September 3, 2008
Bradley Vasoli The Bulletin Philadelphia, PA
A New York-based nonprofit called the Innocence Project has taken up the case of a man convicted on Jan. 31, 1986 of first-degree murder, a conviction The Bulletin has been investigating since last winter.
William Moore, 50, was sentenced to life in prison for the murder of fellow food vendor Mark Weimer in Nov. 1984 when Mr. Moore was 27 and the deceased was 29. A postmortem report on Mr. Weimer identified three lacerations to his back and right side of his head caused by a heavy weapon, possibly a pipe. The medical examination concluded he died of skull fractures and brain hemorrhages resulting from those wounds.
The prosecution, headed by Philadelphia Assistant District Attorney Barbara Christie, relied heavily on the sworn statements of Jeffrey Metz, a vending associate of the defendant and the deceased.

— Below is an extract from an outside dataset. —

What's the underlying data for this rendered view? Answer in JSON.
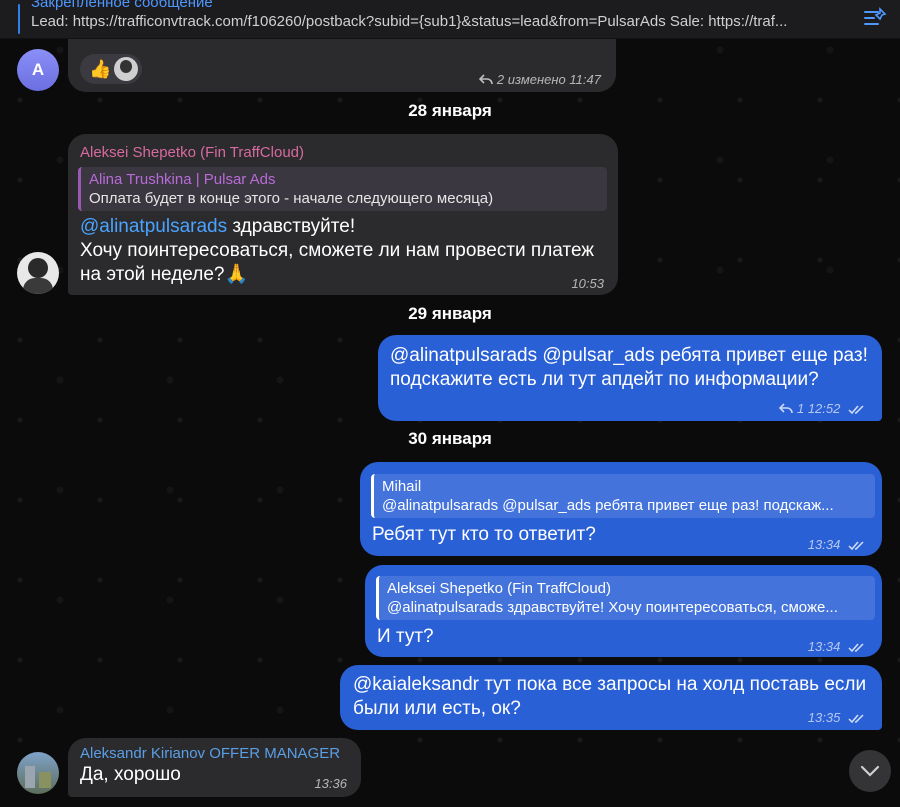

Mr. Metz told police that December he was neither involved in the murder nor privy to who committed it, but in the next few days he changed his story, saying Mr. Moore had killed Mr. Weimer in a Center City garage where vendors stored their hot-dog carts. Mr. Metz said Mr. Moore was upset with the victim about rent owed to the garage.
Mr. Metz said he helped Mr. Weimer clean blood from the alleged murder site and dispose of the body off of Elwyn Road in Middletown, Delaware County. Although Mr. Metz was untruthful with police on at least one occasion and admitted to aiding a man he identified as a murderer, he was never charged for any offense related to the case.
A friend of Mr. Moore's informed The Bulletin that the Innocence Project, a legal clinic at the Benjamin N. Cardozo School of Law at Yeshiva University, has begun an effort to exonerate him. The project chiefly assists those challenging their convictions of murder, rape and other violent crimes through DNA testing.
In May, the nonprofit helped overturn the conviction of Walter Swift, a Detroit, Mich. man who served 26 years for rape. In February, Mississippians Kennedy Brewer and Levon Brooks had their murder convictions overturned on DNA evidence with help from the project.
Investigators discovered blood on some of Mr. Moore's possessions after Mr. Weimer's death, but advanced blood testing was not yet performed in criminal trials.
Ms. Christie is now chief counsel to the Pennsylvania State Police. Her conduct in other cases has since been a subject of controversy that culminated in a libel suit against the New York Times, which she settled in 1997. An article in the New York Times Magazine said District Attorney Lynn Abraham had demoted Ms. Christie for being a "magnet for criticism" over allegations of prosecutorial misconduct.